Esa falta de impacto emocional se debe, en gran parte, a la elección de Dwayne Johnson como protagonista. El actor, que intenta aquí un giro “serio” en su carrera, ofrece una interpretación físicamente comprometida pero emocionalmente anestesiada. El impresionante trabajo protésico de Kazu Hiro, que debería potenciar la vulnerabilidad del personaje, la neutraliza por completo: el rostro de Kerr se convierte en una máscara sin grietas, un rostro incapaz de sentir. Safdie, que confía en la presencia monumental de Johnson para sostener el relato, termina encontrando un vacío en el centro mismo de su película.

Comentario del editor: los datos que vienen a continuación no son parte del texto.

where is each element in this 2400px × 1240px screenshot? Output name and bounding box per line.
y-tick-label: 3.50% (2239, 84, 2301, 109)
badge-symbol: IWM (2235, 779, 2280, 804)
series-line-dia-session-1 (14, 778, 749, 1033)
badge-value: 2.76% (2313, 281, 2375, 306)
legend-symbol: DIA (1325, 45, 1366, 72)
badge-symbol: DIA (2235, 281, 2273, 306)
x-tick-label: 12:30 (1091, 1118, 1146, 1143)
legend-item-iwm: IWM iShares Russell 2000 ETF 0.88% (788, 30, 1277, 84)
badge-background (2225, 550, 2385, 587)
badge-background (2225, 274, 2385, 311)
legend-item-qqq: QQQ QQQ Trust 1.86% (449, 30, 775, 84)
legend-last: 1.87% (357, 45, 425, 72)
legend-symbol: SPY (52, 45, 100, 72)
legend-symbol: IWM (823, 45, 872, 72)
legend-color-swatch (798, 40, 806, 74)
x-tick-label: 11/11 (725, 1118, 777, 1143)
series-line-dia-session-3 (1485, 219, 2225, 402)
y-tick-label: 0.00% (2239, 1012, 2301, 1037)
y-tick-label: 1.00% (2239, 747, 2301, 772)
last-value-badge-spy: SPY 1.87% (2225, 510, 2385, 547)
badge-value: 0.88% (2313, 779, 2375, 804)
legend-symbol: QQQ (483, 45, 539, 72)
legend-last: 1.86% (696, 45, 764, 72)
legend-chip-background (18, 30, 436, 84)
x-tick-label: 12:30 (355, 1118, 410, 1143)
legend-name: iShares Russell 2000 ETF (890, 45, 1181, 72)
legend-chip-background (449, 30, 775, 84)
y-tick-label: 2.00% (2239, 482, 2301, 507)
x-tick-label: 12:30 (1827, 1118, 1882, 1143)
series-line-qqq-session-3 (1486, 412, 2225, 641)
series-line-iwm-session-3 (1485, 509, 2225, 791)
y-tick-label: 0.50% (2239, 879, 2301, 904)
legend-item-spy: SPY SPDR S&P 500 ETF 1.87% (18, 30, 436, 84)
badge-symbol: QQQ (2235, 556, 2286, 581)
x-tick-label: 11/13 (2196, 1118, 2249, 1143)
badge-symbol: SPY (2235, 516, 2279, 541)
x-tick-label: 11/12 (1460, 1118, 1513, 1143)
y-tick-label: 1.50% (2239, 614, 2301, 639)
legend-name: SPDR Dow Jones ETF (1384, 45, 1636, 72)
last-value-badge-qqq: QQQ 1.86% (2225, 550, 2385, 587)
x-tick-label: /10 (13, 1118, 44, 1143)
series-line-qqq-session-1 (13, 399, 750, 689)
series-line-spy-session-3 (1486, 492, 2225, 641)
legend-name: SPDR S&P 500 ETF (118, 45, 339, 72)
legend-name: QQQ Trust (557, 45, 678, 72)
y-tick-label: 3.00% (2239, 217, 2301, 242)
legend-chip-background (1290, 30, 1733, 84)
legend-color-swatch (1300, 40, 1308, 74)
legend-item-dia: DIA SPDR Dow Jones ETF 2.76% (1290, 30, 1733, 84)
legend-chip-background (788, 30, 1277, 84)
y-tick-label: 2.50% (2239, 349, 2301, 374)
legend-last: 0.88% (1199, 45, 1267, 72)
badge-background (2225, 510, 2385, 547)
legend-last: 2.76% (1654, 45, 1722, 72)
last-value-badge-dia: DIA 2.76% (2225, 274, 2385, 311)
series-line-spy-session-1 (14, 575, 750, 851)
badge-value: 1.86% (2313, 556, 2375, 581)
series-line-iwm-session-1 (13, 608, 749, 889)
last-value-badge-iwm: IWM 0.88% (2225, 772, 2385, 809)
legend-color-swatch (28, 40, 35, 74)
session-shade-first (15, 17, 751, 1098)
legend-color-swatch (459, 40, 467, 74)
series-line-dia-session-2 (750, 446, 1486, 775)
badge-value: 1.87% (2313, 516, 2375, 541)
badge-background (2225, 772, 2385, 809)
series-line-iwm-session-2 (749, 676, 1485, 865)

Pero el verdadero fracaso de The Smashing Machine se manifiesta en el tratamiento del personaje de Dawn, interpretado por Emily Blunt. Aunque el texto original sugiere que ella aporta humanidad al relato, en la práctica su arco dramático está mal construido y su presencia queda subordinada a la del protagonista. Dawn aparece como un eco funcional del sufrimiento masculino, una figura reactiva que oscila entre el apoyo y la recriminación, sin voz propia. Lo más frustrante es que la película parece consciente de ello: Safdie intenta darle densidad emocional, pero su mirada carece de empatía real hacia ella. Lo que podría haber sido el contrapeso afectivo del relato se reduce a una caricatura de “mujer difícil”, el estereotipo más torpe y previsible del género.

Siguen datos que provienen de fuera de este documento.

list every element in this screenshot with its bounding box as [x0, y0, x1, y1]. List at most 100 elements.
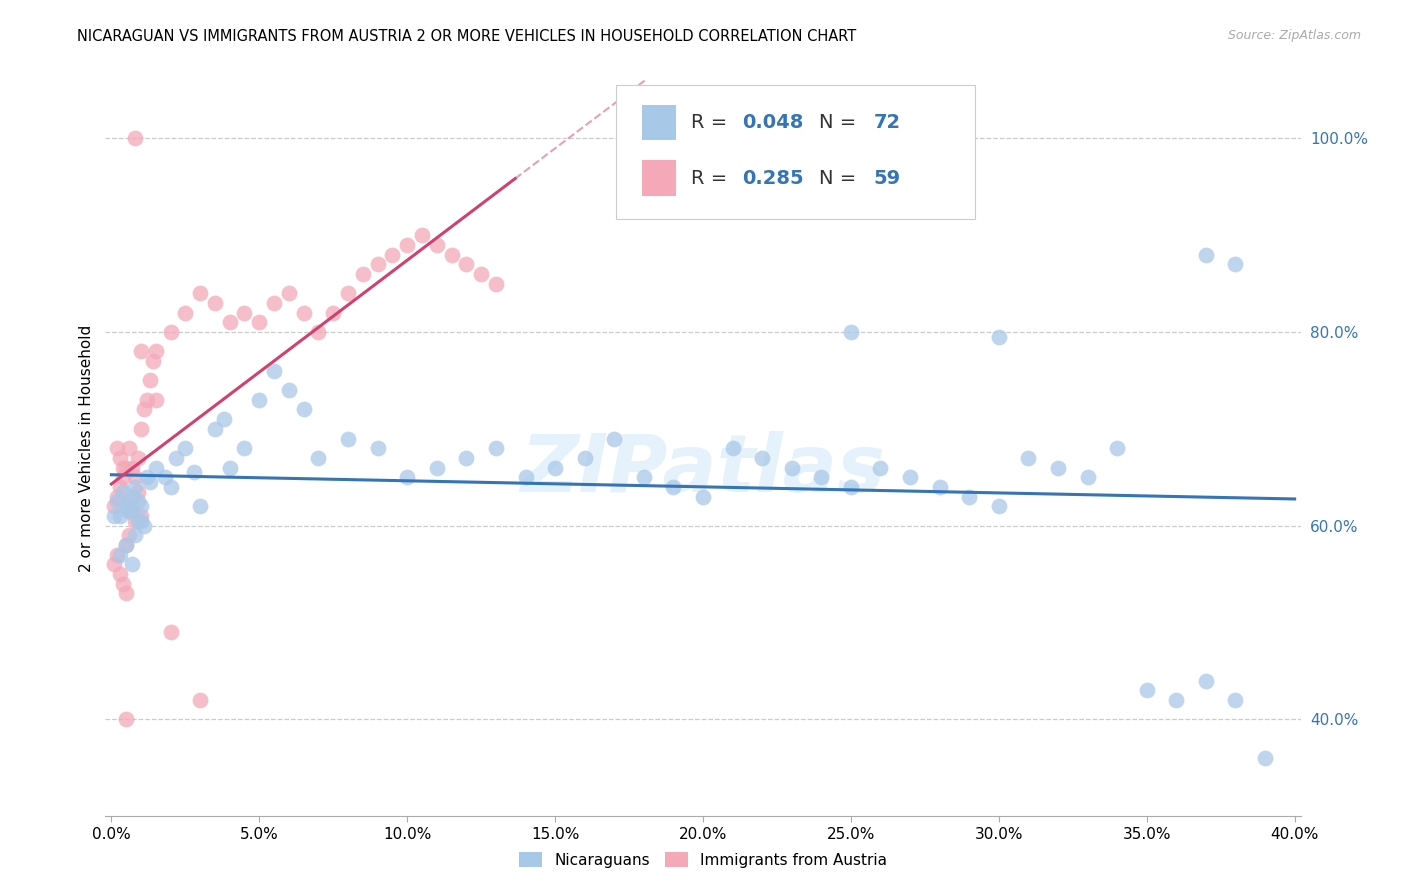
Point — [165, 450, 187, 465]
Point — [1195, 247, 1218, 261]
Point — [124, 514, 146, 528]
Text: Source: ZipAtlas.com: Source: ZipAtlas.com — [1227, 29, 1361, 42]
Point — [396, 470, 419, 484]
Point — [103, 500, 125, 514]
Point — [485, 441, 508, 455]
Point — [115, 712, 138, 726]
Point — [105, 548, 128, 562]
Point — [118, 528, 141, 542]
Point — [426, 460, 449, 475]
Text: 59: 59 — [875, 169, 901, 187]
Point — [485, 277, 508, 291]
Point — [957, 490, 980, 504]
Legend: Nicaraguans, Immigrants from Austria: Nicaraguans, Immigrants from Austria — [513, 846, 893, 873]
Point — [124, 470, 146, 484]
Point — [183, 466, 205, 480]
Point — [110, 567, 132, 582]
Point — [145, 344, 167, 359]
Point — [396, 238, 419, 252]
Point — [218, 460, 240, 475]
Point — [105, 494, 128, 508]
Point — [159, 480, 181, 494]
Point — [810, 470, 832, 484]
Point — [103, 558, 125, 572]
Point — [247, 315, 270, 329]
Point — [129, 344, 152, 359]
Point — [292, 402, 315, 417]
Point — [411, 228, 433, 243]
Point — [869, 460, 891, 475]
Point — [1077, 470, 1099, 484]
Point — [115, 586, 138, 600]
Point — [574, 450, 596, 465]
Point — [124, 528, 146, 542]
Point — [127, 494, 149, 508]
Text: N =: N = — [818, 169, 862, 187]
Point — [337, 286, 360, 301]
Point — [662, 480, 685, 494]
Point — [129, 508, 152, 523]
Point — [127, 450, 149, 465]
Point — [188, 693, 211, 707]
Point — [515, 470, 537, 484]
Point — [367, 257, 389, 271]
FancyBboxPatch shape — [643, 104, 675, 140]
Point — [110, 548, 132, 562]
Point — [118, 504, 141, 518]
Point — [1046, 460, 1069, 475]
Point — [1107, 441, 1129, 455]
Point — [135, 392, 157, 407]
Point — [263, 364, 285, 378]
Point — [381, 247, 404, 261]
Text: 0.048: 0.048 — [742, 112, 804, 132]
Point — [277, 383, 299, 397]
Point — [1254, 751, 1277, 765]
Point — [132, 402, 155, 417]
Point — [124, 131, 146, 145]
Text: NICARAGUAN VS IMMIGRANTS FROM AUSTRIA 2 OR MORE VEHICLES IN HOUSEHOLD CORRELATIO: NICARAGUAN VS IMMIGRANTS FROM AUSTRIA 2 … — [77, 29, 856, 44]
Point — [127, 484, 149, 499]
Point — [367, 441, 389, 455]
Point — [118, 494, 141, 508]
Point — [121, 558, 143, 572]
Text: R =: R = — [692, 169, 734, 187]
Point — [159, 325, 181, 339]
Point — [153, 470, 176, 484]
Point — [115, 538, 138, 552]
Point — [188, 500, 211, 514]
Point — [780, 460, 803, 475]
Point — [839, 480, 862, 494]
Point — [115, 500, 138, 514]
Point — [115, 538, 138, 552]
Point — [440, 247, 463, 261]
Point — [544, 460, 567, 475]
Point — [337, 432, 360, 446]
Point — [110, 450, 132, 465]
Point — [145, 392, 167, 407]
Point — [121, 460, 143, 475]
Point — [218, 315, 240, 329]
Point — [928, 480, 950, 494]
Point — [132, 518, 155, 533]
Point — [898, 470, 921, 484]
Point — [204, 296, 226, 310]
Point — [110, 508, 132, 523]
Point — [174, 441, 197, 455]
Point — [124, 480, 146, 494]
Point — [292, 306, 315, 320]
Point — [456, 450, 478, 465]
Point — [121, 504, 143, 518]
Text: 0.285: 0.285 — [742, 169, 804, 187]
Point — [129, 514, 152, 528]
Point — [277, 286, 299, 301]
Y-axis label: 2 or more Vehicles in Household: 2 or more Vehicles in Household — [79, 325, 94, 572]
Point — [145, 460, 167, 475]
Point — [103, 508, 125, 523]
Text: R =: R = — [692, 112, 734, 132]
Point — [263, 296, 285, 310]
Point — [456, 257, 478, 271]
Point — [121, 490, 143, 504]
Point — [127, 514, 149, 528]
Point — [115, 460, 138, 475]
Point — [1017, 450, 1039, 465]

Así, el film comete una traición doble: a su ambición formal y a su promesa emocional. En su esfuerzo por ser distinto, Safdie elige siempre el camino equivocado, fragmentando su relato hasta volverlo errático y sin dirección. El montaje —preciso, rítmico, pero vaciado de sentido— refuerza la idea de que cada secuencia pertenece a una película distinta. Cuando la narrativa se carga de adrenalina, irrumpe el melodrama familiar; cuando el drama parece alcanzar una profundidad psicológica, Safdie recurre al artificio técnico. The Smashing Machine no logra sostener su propia tensión: quiere ser un retrato existencial y termina siendo un producto de superficie.
A nivel temático, el film dialoga con Toro salvaje de Martin Scorsese, pero carece de su estructura moral. Donde Scorsese hallaba una poética del castigo, Safdie encuentra una estética del ruido. Sus imágenes son potentes, sí, pero rara vez significativas. El cuerpo golpeado de Kerr, filmado con crudeza casi documental, debería revelar la fractura interior de un hombre; en cambio, solo nos muestra el espectáculo de su deterioro. No hay redención, pero tampoco condena: la película se mueve en una neutralidad emocional que termina por vaciarla de sentido.

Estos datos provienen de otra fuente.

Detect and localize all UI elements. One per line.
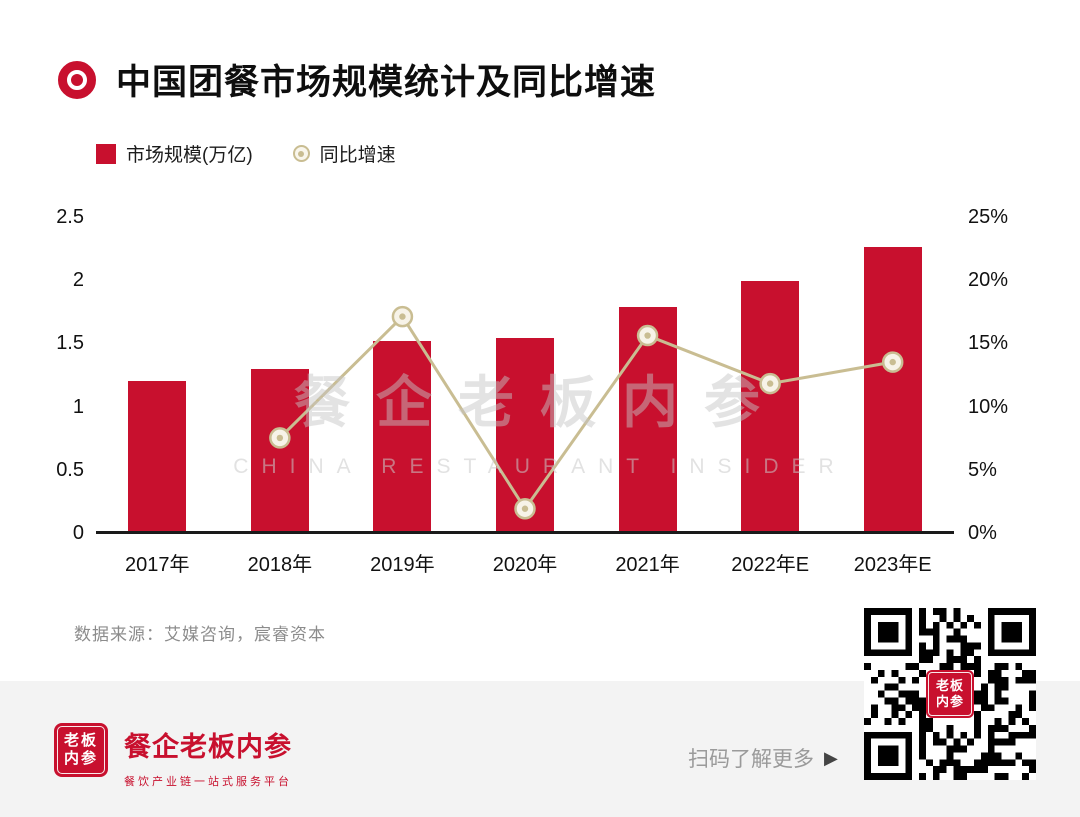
qr-cta: 扫码了解更多 ▶ — [688, 743, 838, 773]
bullseye-icon — [58, 60, 96, 99]
bar — [128, 380, 187, 531]
y-tick-label: 1.5 — [56, 332, 84, 355]
y-tick-label: 0 — [72, 522, 84, 544]
legend-label-growth: 同比增速 — [319, 145, 396, 166]
x-tick-label: 2020年 — [492, 554, 558, 576]
legend-label-market-size: 市场规模(万亿) — [126, 145, 253, 166]
y-tick-label: 20% — [968, 269, 1009, 292]
bar — [496, 337, 554, 531]
line-marker-icon — [292, 145, 310, 162]
y-tick-label: 5% — [968, 458, 997, 481]
seal-text-top: 老板 — [63, 732, 98, 749]
qr-code: 老板 内参 — [864, 608, 1036, 780]
y-tick-label: 25% — [968, 206, 1009, 228]
legend-item-growth: 同比增速 — [292, 140, 396, 167]
cta-text: 扫码了解更多 — [688, 748, 814, 771]
brand-seal-logo: 老板 内参 — [54, 723, 108, 777]
brand-tagline: 餐饮产业链一站式服务平台 — [124, 776, 292, 788]
bar-swatch-icon — [96, 143, 116, 164]
x-tick-label: 2018年 — [247, 554, 313, 576]
footer: 老板 内参 餐企老板内参 餐饮产业链一站式服务平台 扫码了解更多 ▶ — [0, 681, 1080, 817]
x-tick-label: 2022年E — [731, 554, 810, 576]
line-marker — [391, 305, 414, 328]
bar — [250, 369, 309, 531]
x-tick-label: 2021年 — [615, 554, 680, 576]
brand-block: 餐企老板内参 餐饮产业链一站式服务平台 — [124, 725, 292, 789]
x-tick-label: 2023年E — [853, 554, 932, 576]
chart-header: 中国团餐市场规模统计及同比增速 — [58, 54, 656, 105]
x-tick-label: 2019年 — [370, 554, 435, 576]
seal-text-bottom: 内参 — [63, 750, 98, 767]
bar — [863, 246, 922, 531]
source-note: 数据来源：艾媒咨询，宸睿资本 — [74, 625, 326, 644]
y-tick-label: 0% — [968, 522, 997, 544]
y-tick-label: 15% — [968, 332, 1009, 355]
y-tick-label: 1 — [72, 395, 84, 418]
bar — [618, 307, 677, 531]
qr-seal-text-top: 老板 — [935, 678, 964, 694]
y-axis-right: 0% 5% 10% 15% 20% 25% — [954, 206, 1018, 544]
bar — [741, 280, 800, 531]
y-tick-label: 0.5 — [56, 458, 84, 481]
qr-center-seal: 老板 内参 — [926, 670, 974, 718]
page-title: 中国团餐市场规模统计及同比增速 — [116, 63, 657, 102]
chart-legend: 市场规模(万亿) 同比增速 — [96, 140, 396, 167]
plot-area: 2017年 2018年 2019年 2020年 2021年 2022年E 2023年E — [96, 218, 954, 576]
arrow-right-icon: ▶ — [824, 747, 838, 768]
line-marker-dot — [399, 313, 406, 320]
bar — [373, 341, 432, 531]
x-tick-label: 2017年 — [125, 554, 190, 576]
legend-item-market-size: 市场规模(万亿) — [96, 140, 253, 167]
chart: 0 0.5 1 1.5 2 2.5 2017年 2018年 2019年 2020年 2021年 20… — [38, 206, 1018, 576]
qr-seal-text-bottom: 内参 — [935, 694, 964, 709]
y-tick-label: 10% — [968, 395, 1009, 418]
y-tick-label: 2 — [72, 269, 84, 292]
y-axis-left: 0 0.5 1 1.5 2 2.5 — [38, 206, 96, 544]
y-tick-label: 2.5 — [56, 206, 84, 228]
brand-name: 餐企老板内参 — [124, 732, 292, 762]
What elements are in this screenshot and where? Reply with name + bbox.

La Máquina confirma, sin embargo, la habilidad técnica de Benny Safdie: su manejo del sonido, la cámara y el ritmo sigue siendo magnético. Lo que no logra es transformar esa destreza formal en una experiencia emocionalmente resonante. El espectador sale del cine impresionado por la superficie —el sudor, los golpes, la brutalidad—, pero sin sentir el eco de la caída.
En última instancia, The Smashing Machine es una película que confunde complejidad con confusión. Aspira a descomponer los clichés del biopic deportivo, pero termina atrapada en ellos. Es un film que parece estar siempre al borde de decir algo importante sobre el cuerpo, la violencia y la adicción, pero que nunca lo hace. Su mayor ironía es que, tratando de capturar la lucha interior de un hombre, se convierte ella misma en una lucha sin dirección: un ejercicio de control técnico que olvida lo esencial del cine de los Safdie —la emoción que emerge del caos, el temblor humano detrás del ruido.